Everything is going downhill.
The bags under my eyes, my cheeks, my boobs, the corners of my mouth, and lets not even talk about my baby pouch (sagging tummy anyone?) – that thing is out of control! I know I’m not “old” yet. I’m not old by any definition of the word, but I feel it and I see it. I did have my son when I was very young, but in a couple of short years, my baby boy will be in high school. I will be the mother of a teenager. How did that even happen???!?
For the first time in my life, I look worn. That youthful glow that people go on about? I had that once too, and now it’s gone – faded into the fine lines and creases that pattern my face. I don’t want to care about those horrible lines, but I do. I care very much about them and I want them gone. And then I don’t.
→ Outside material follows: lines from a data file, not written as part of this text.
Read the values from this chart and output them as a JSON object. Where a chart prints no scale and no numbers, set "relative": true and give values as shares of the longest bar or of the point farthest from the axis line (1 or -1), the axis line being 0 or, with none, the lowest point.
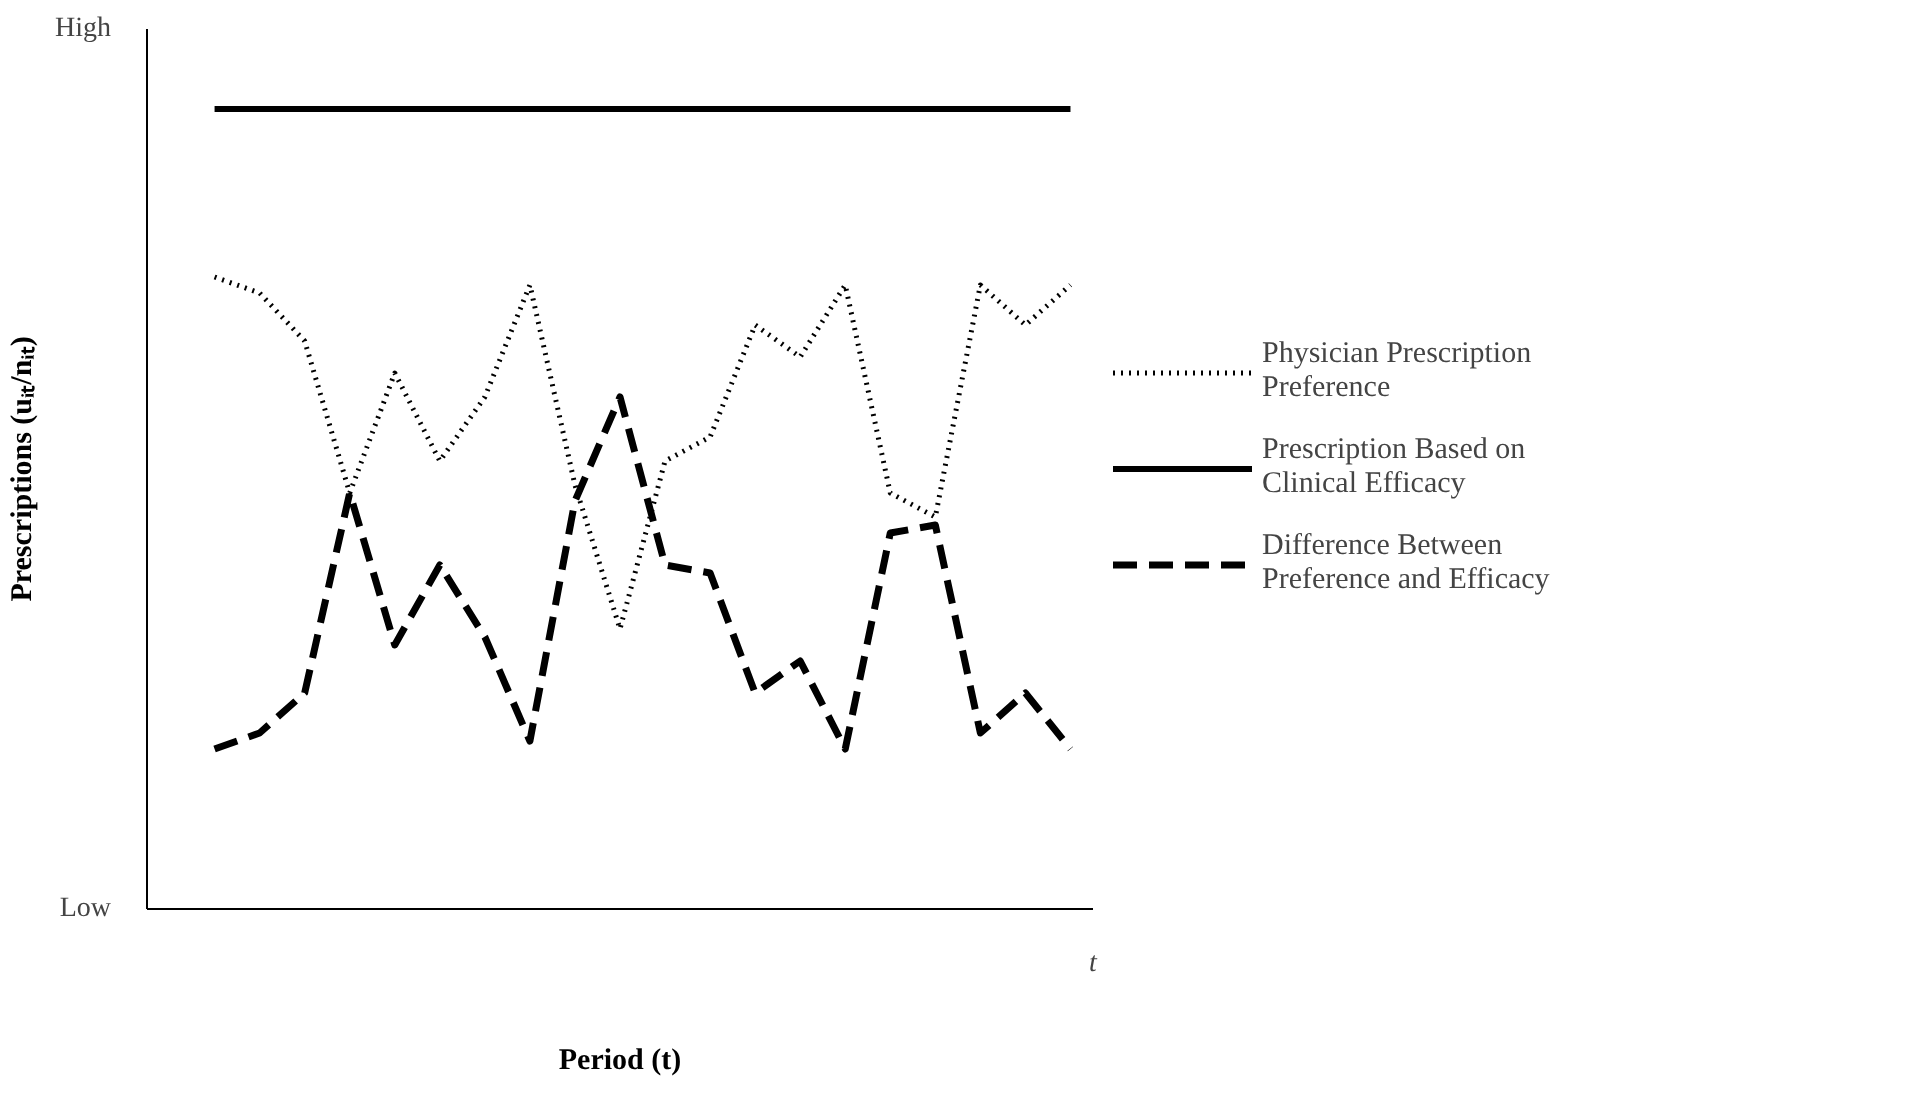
{
  "chart_data": {
    "type": "line",
    "relative": true,
    "xlabel": "Period (t)",
    "ylabel": "Prescriptions (uᵢₜ/nᵢₜ)",
    "categories": [
      null,
      null,
      null,
      null,
      null,
      null,
      null,
      null,
      null,
      null,
      null,
      null,
      null,
      null,
      null,
      null,
      null,
      null,
      null,
      null
    ],
    "annotations": [
      "High",
      "Low",
      "t"
    ],
    "legend": "right",
    "marker": "none",
    "series": [
      {
        "name": "Physician Prescription Preference",
        "color": "#000000",
        "line_style": "dotted",
        "values": [
          0.79,
          0.77,
          0.71,
          0.52,
          0.67,
          0.56,
          0.64,
          0.78,
          0.53,
          0.35,
          0.56,
          0.59,
          0.73,
          0.69,
          0.78,
          0.52,
          0.49,
          0.78,
          0.73,
          0.78
        ]
      },
      {
        "name": "Prescription Based on Clinical Efficacy",
        "color": "#000000",
        "line_style": "solid",
        "values": [
          1,
          1,
          1,
          1,
          1,
          1,
          1,
          1,
          1,
          1,
          1,
          1,
          1,
          1,
          1,
          1,
          1,
          1,
          1,
          1
        ]
      },
      {
        "name": "Difference Between Preference and Efficacy",
        "color": "#000000",
        "line_style": "dashed",
        "values": [
          0.2,
          0.22,
          0.27,
          0.52,
          0.33,
          0.43,
          0.34,
          0.21,
          0.51,
          0.64,
          0.43,
          0.42,
          0.27,
          0.31,
          0.2,
          0.47,
          0.48,
          0.22,
          0.27,
          0.2
        ]
      }
    ]
  }
}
And then I do. Make up your mind, girl!
My browser history is full of search terms like:
“can you botox while breastfeeding”, “do frownies really work?”, “does Retin A pass through breast milk?”, “If I lose weight will my wrinkles look worse?”, and my favourite flop so far “non surgical facelift near me”.
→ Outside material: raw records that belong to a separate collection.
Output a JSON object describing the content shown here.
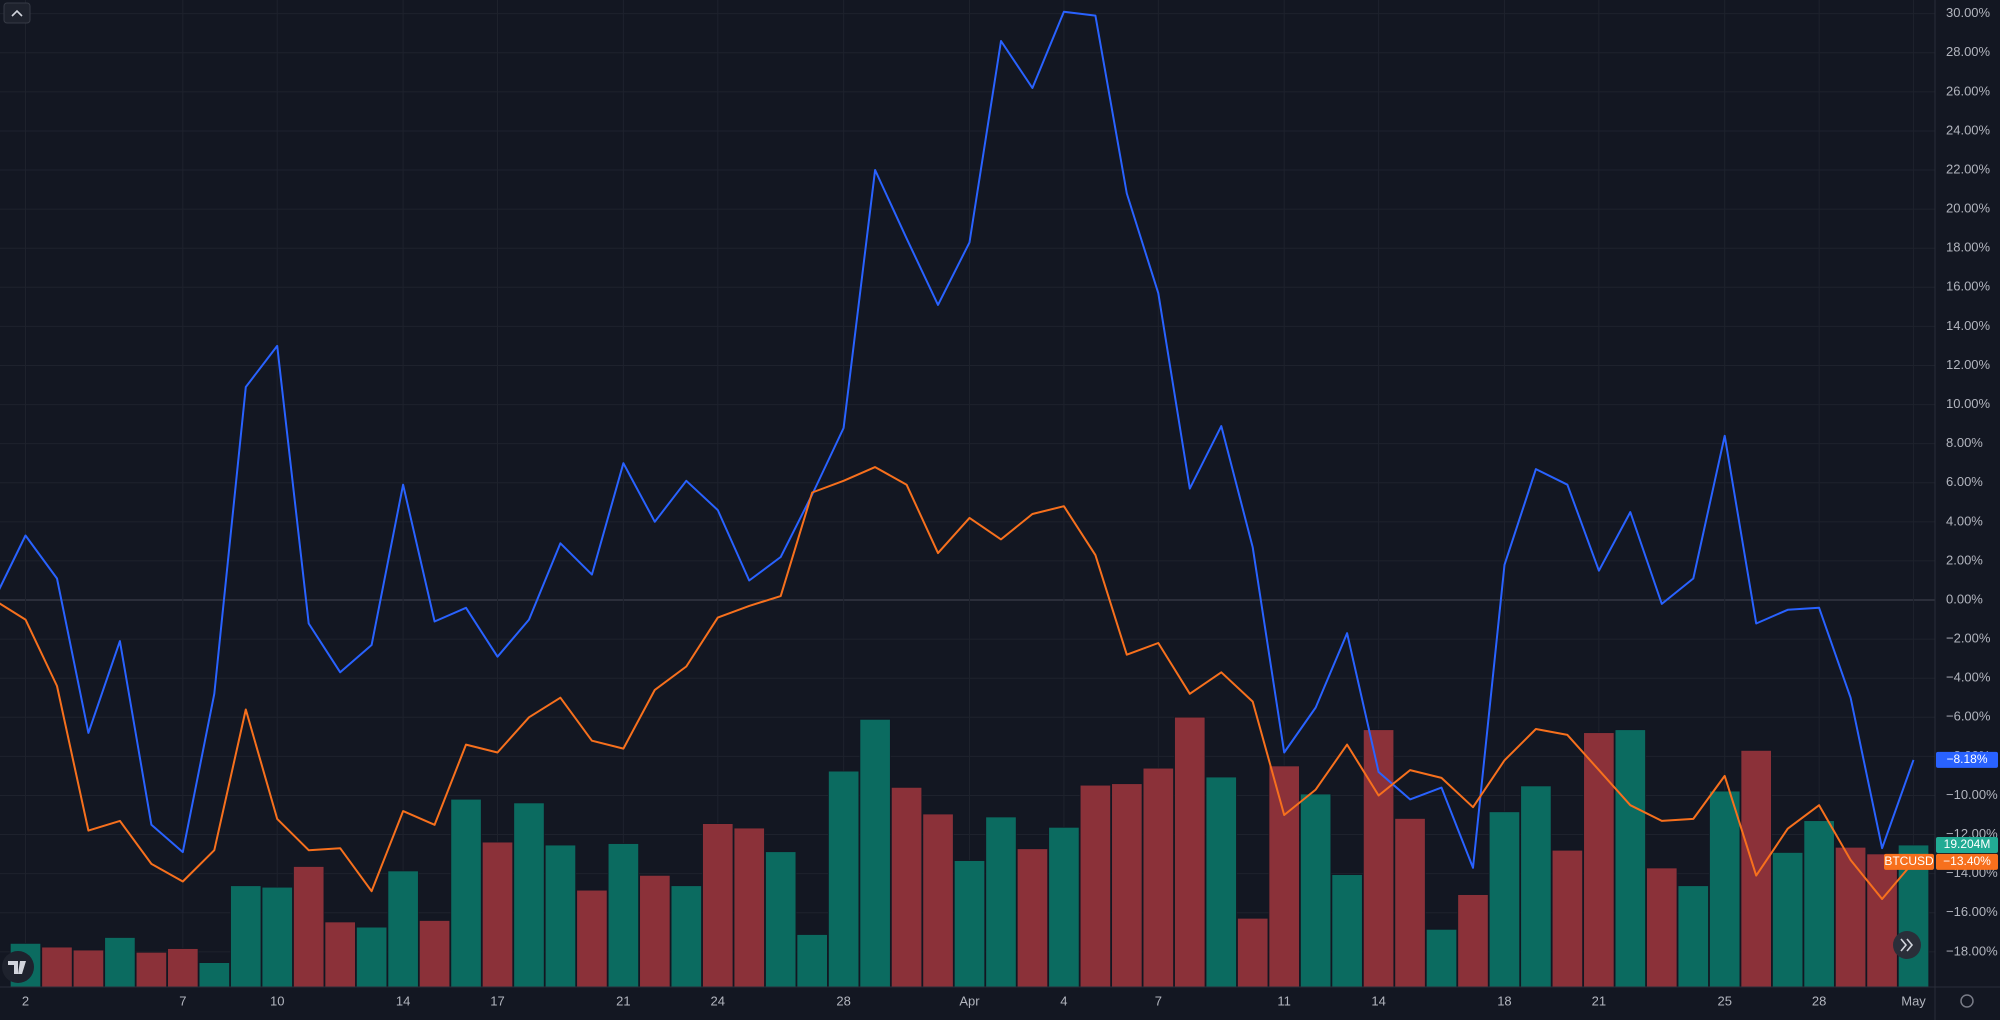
{
  "chart_data": {
    "type": "line",
    "categories": [
      null,
      "2",
      null,
      null,
      null,
      null,
      "7",
      null,
      null,
      "10",
      null,
      null,
      null,
      "14",
      null,
      null,
      "17",
      null,
      null,
      null,
      "21",
      null,
      null,
      "24",
      null,
      null,
      null,
      "28",
      null,
      null,
      null,
      "Apr",
      null,
      null,
      "4",
      null,
      null,
      "7",
      null,
      null,
      null,
      "11",
      null,
      null,
      "14",
      null,
      null,
      null,
      "18",
      null,
      null,
      "21",
      null,
      null,
      null,
      "25",
      null,
      null,
      "28",
      null,
      null,
      "May"
    ],
    "series": [
      {
        "type": "line",
        "color": "#2962ff",
        "values": [
          0,
          3.3,
          1.1,
          -6.8,
          -2.1,
          -11.5,
          -12.9,
          -4.8,
          10.9,
          13.0,
          -1.2,
          -3.7,
          -2.3,
          5.9,
          -1.1,
          -0.4,
          -2.9,
          -1.0,
          2.9,
          1.3,
          7.0,
          4.0,
          6.1,
          4.6,
          1.0,
          2.2,
          5.4,
          8.8,
          22.0,
          18.5,
          15.1,
          18.3,
          28.6,
          26.2,
          30.1,
          29.9,
          20.8,
          15.7,
          5.7,
          8.9,
          2.7,
          -7.8,
          -5.5,
          -1.7,
          -8.8,
          -10.2,
          -9.6,
          -13.7,
          1.8,
          6.7,
          5.9,
          1.5,
          4.5,
          -0.2,
          1.1,
          8.4,
          -1.2,
          -0.5,
          -0.4,
          -5.0,
          -12.7,
          -8.18
        ],
        "value_labels": [
          null,
          null,
          null,
          null,
          null,
          null,
          null,
          null,
          null,
          null,
          null,
          null,
          null,
          null,
          null,
          null,
          null,
          null,
          null,
          null,
          null,
          null,
          null,
          null,
          null,
          null,
          null,
          null,
          null,
          null,
          null,
          null,
          null,
          null,
          null,
          null,
          null,
          null,
          null,
          null,
          null,
          null,
          null,
          null,
          null,
          null,
          null,
          null,
          null,
          null,
          null,
          null,
          null,
          null,
          null,
          null,
          null,
          null,
          null,
          null,
          null,
          "−8.18%"
        ]
      },
      {
        "type": "line",
        "name": "BTCUSD",
        "color": "#f7701d",
        "values": [
          0,
          -1.0,
          -4.4,
          -11.8,
          -11.3,
          -13.5,
          -14.4,
          -12.8,
          -5.6,
          -11.2,
          -12.8,
          -12.7,
          -14.9,
          -10.8,
          -11.5,
          -7.4,
          -7.8,
          -6.0,
          -5.0,
          -7.2,
          -7.6,
          -4.6,
          -3.4,
          -0.9,
          -0.3,
          0.2,
          5.5,
          6.1,
          6.8,
          5.9,
          2.4,
          4.2,
          3.1,
          4.4,
          4.8,
          2.3,
          -2.8,
          -2.2,
          -4.8,
          -3.7,
          -5.2,
          -11.0,
          -9.7,
          -7.4,
          -10.0,
          -8.7,
          -9.1,
          -10.6,
          -8.2,
          -6.6,
          -6.9,
          -8.7,
          -10.5,
          -11.3,
          -11.2,
          -9.0,
          -14.1,
          -11.7,
          -10.5,
          -13.3,
          -15.3,
          -13.4
        ],
        "value_labels": [
          null,
          null,
          null,
          null,
          null,
          null,
          null,
          null,
          null,
          null,
          null,
          null,
          null,
          null,
          null,
          null,
          null,
          null,
          null,
          null,
          null,
          null,
          null,
          null,
          null,
          null,
          null,
          null,
          null,
          null,
          null,
          null,
          null,
          null,
          null,
          null,
          null,
          null,
          null,
          null,
          null,
          null,
          null,
          null,
          null,
          null,
          null,
          null,
          null,
          null,
          null,
          null,
          null,
          null,
          null,
          null,
          null,
          null,
          null,
          null,
          null,
          "−13.40%"
        ]
      },
      {
        "type": "bar",
        "axis": "y2",
        "values": [
          null,
          5.9,
          5.4,
          5.0,
          6.7,
          4.7,
          5.2,
          3.3,
          13.7,
          13.5,
          16.3,
          8.8,
          8.1,
          15.7,
          9.0,
          25.4,
          19.6,
          24.9,
          19.2,
          13.1,
          19.4,
          15.1,
          13.7,
          22.1,
          21.5,
          18.3,
          7.1,
          29.2,
          36.2,
          27.0,
          23.4,
          17.1,
          23.0,
          18.7,
          21.6,
          27.3,
          27.5,
          29.6,
          36.5,
          28.4,
          9.3,
          29.9,
          26.1,
          15.2,
          34.8,
          22.8,
          7.8,
          12.5,
          23.7,
          27.2,
          18.5,
          34.4,
          34.8,
          16.1,
          13.7,
          26.5,
          32.0,
          18.2,
          22.5,
          18.9,
          18.0,
          19.204
        ],
        "colors": [
          null,
          "#0b6b60",
          "#8b3139",
          "#8b3139",
          "#0b6b60",
          "#8b3139",
          "#8b3139",
          "#0b6b60",
          "#0b6b60",
          "#0b6b60",
          "#8b3139",
          "#8b3139",
          "#0b6b60",
          "#0b6b60",
          "#8b3139",
          "#0b6b60",
          "#8b3139",
          "#0b6b60",
          "#0b6b60",
          "#8b3139",
          "#0b6b60",
          "#8b3139",
          "#0b6b60",
          "#8b3139",
          "#8b3139",
          "#0b6b60",
          "#0b6b60",
          "#0b6b60",
          "#0b6b60",
          "#8b3139",
          "#8b3139",
          "#0b6b60",
          "#0b6b60",
          "#8b3139",
          "#0b6b60",
          "#8b3139",
          "#8b3139",
          "#8b3139",
          "#8b3139",
          "#0b6b60",
          "#8b3139",
          "#8b3139",
          "#0b6b60",
          "#0b6b60",
          "#8b3139",
          "#8b3139",
          "#0b6b60",
          "#8b3139",
          "#0b6b60",
          "#0b6b60",
          "#8b3139",
          "#8b3139",
          "#0b6b60",
          "#8b3139",
          "#0b6b60",
          "#0b6b60",
          "#8b3139",
          "#0b6b60",
          "#0b6b60",
          "#8b3139",
          "#8b3139",
          "#0b6b60"
        ],
        "value_labels": [
          null,
          null,
          null,
          null,
          null,
          null,
          null,
          null,
          null,
          null,
          null,
          null,
          null,
          null,
          null,
          null,
          null,
          null,
          null,
          null,
          null,
          null,
          null,
          null,
          null,
          null,
          null,
          null,
          null,
          null,
          null,
          null,
          null,
          null,
          null,
          null,
          null,
          null,
          null,
          null,
          null,
          null,
          null,
          null,
          null,
          null,
          null,
          null,
          null,
          null,
          null,
          null,
          null,
          null,
          null,
          null,
          null,
          null,
          null,
          null,
          null,
          "19.204M"
        ]
      }
    ],
    "ylim": [
      -19.8,
      30.7
    ],
    "yticks": [
      {
        "value": -18,
        "label": "−18.00%"
      },
      {
        "value": -16,
        "label": "−16.00%"
      },
      {
        "value": -14,
        "label": "−14.00%"
      },
      {
        "value": -12,
        "label": "−12.00%"
      },
      {
        "value": -10,
        "label": "−10.00%"
      },
      {
        "value": -8,
        "label": "−8.00%"
      },
      {
        "value": -6,
        "label": "−6.00%"
      },
      {
        "value": -4,
        "label": "−4.00%"
      },
      {
        "value": -2,
        "label": "−2.00%"
      },
      {
        "value": 0,
        "label": "0.00%"
      },
      {
        "value": 2,
        "label": "2.00%"
      },
      {
        "value": 4,
        "label": "4.00%"
      },
      {
        "value": 6,
        "label": "6.00%"
      },
      {
        "value": 8,
        "label": "8.00%"
      },
      {
        "value": 10,
        "label": "10.00%"
      },
      {
        "value": 12,
        "label": "12.00%"
      },
      {
        "value": 14,
        "label": "14.00%"
      },
      {
        "value": 16,
        "label": "16.00%"
      },
      {
        "value": 18,
        "label": "18.00%"
      },
      {
        "value": 20,
        "label": "20.00%"
      },
      {
        "value": 22,
        "label": "22.00%"
      },
      {
        "value": 24,
        "label": "24.00%"
      },
      {
        "value": 26,
        "label": "26.00%"
      },
      {
        "value": 28,
        "label": "28.00%"
      },
      {
        "value": 30,
        "label": "30.00%"
      }
    ],
    "y2lim": [
      0,
      60
    ],
    "grid": true
  }
}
If you’re curious, the answers are nope, for a little while, probably not, probably yes, and yes there are tonnes of non surgical face lifts near me. Expensive, painful non-surgical face lifts that they won’t do when you’re pregnant or breast feeding. Go figure.
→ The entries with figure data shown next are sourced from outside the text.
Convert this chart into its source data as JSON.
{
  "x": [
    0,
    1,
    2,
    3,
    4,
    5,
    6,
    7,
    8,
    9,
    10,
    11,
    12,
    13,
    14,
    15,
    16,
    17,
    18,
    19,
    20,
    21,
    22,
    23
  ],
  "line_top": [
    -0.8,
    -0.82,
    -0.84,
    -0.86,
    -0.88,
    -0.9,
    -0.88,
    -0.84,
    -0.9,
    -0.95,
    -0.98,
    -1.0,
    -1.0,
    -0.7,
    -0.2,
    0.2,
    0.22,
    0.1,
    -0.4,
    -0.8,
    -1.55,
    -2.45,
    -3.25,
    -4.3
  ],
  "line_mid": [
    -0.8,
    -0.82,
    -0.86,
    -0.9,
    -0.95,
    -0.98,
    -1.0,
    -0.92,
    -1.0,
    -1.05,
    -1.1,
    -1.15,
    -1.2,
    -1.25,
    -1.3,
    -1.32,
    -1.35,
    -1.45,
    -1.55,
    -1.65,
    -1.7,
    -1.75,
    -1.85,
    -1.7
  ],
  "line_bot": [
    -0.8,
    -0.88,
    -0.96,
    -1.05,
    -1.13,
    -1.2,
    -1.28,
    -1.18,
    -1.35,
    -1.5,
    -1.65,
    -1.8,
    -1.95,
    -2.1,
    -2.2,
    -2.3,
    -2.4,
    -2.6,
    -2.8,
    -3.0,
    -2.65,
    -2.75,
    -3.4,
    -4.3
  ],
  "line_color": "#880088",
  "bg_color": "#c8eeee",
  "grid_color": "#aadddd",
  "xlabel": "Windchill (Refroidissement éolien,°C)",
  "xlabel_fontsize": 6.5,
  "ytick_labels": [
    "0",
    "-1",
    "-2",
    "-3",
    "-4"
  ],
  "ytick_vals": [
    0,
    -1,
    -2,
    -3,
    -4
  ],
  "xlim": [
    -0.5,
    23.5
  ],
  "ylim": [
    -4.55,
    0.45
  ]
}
I’ve become paranoid about my skin. These past few weeks I have taken more selfies than I ever thought I was capable of. I have tried to capture the best and the worst of the hideous canyons that have made their home on my forehead and around my mouth so that I can come to terms with them, or erase them depending on how loving toward myself I happen to feel in the moment. “Expression lines”, they claim. As if calling them something so innocuous could make them less confronting.
The funny thing is, I look at those lines and sometimes I love each and every one of them. Don’t get me wrong, I don’t buy any of this ” be proud, you earned those lines” business that you hear people going on about, but I do know that each and every mark on my skin is testament to the life I have lived. Laughter, curiosity, and despair etched their stories where all the world can see (a bit too deeply if you ask me). But they didn’t ask me! They just showed up uninvited, like unpleasant guests who waltzed in to my home and proceeded to give it a terrible 70s style makeover.
But sometimes as I massage synthetic snake venom cream into the corners of my mouth (why do I do this thing?!), I feel the soft ridges there and smile. I am so grateful for those lines. So blessed that I have been given this life, this body, this spirit, with which to love, live, and yes, to get wrinkly. I think of all the young mothers who will not have the chance to watch the lines form on their cheeks. Who would give all the world to grow old, soft, and worn. I think these things and I feel ashamed that I care so much about how I appear to the world. That the minute my youth began to fade, I demanded it back like the ungrateful and entitled girl I used to be.
But I don’t feel old yet.
I don’t feel like a woman who has crows feet or laughter lines.
In my mind, I still want to be 21 and feeling beautiful, feeling like all the world was there for me to devour. I want my fledgling music career back, and the sad thing is, God forbid if you look older than 22 and you want to make a living doing what you love in the music industry. Look over 30? Then you’re kidding yourself if you think anyone will want you. Young people buy music. Young people want to listen to other young people. They don’t want to watch a video clip of an ageing mother with sleep deprivation written all over her face. They want vitality and excitement. Vital and exciting are not two words I would use to describe myself these days.
But I don’t want to be exciting, (though vital would be nice). I just want to be me, not pumped full of botox, fillers, or barely recognisable through an Instagram filter. What I really want is to feel beautiful and worthy. Beautiful with wrinkles and sagging skin. Beautiful with stretch marks and breasts that point south. Beautiful and worthy of love. Beautiful *because* of those things I perceive as so imperfect, not in spite of them.
I love the lines around my eyes and mouth. I love how they got there, through wide smiles and tears of joy as I observe my incredible children. Through sharing four years of laughter with my husband, who brings such innocent wonder into my world. I love the stretch marks and sagging skin where I carried my babies and find contentment in the droop of my breasts, breasts that have nourished my children for three years combined.
I want to believe this all the time.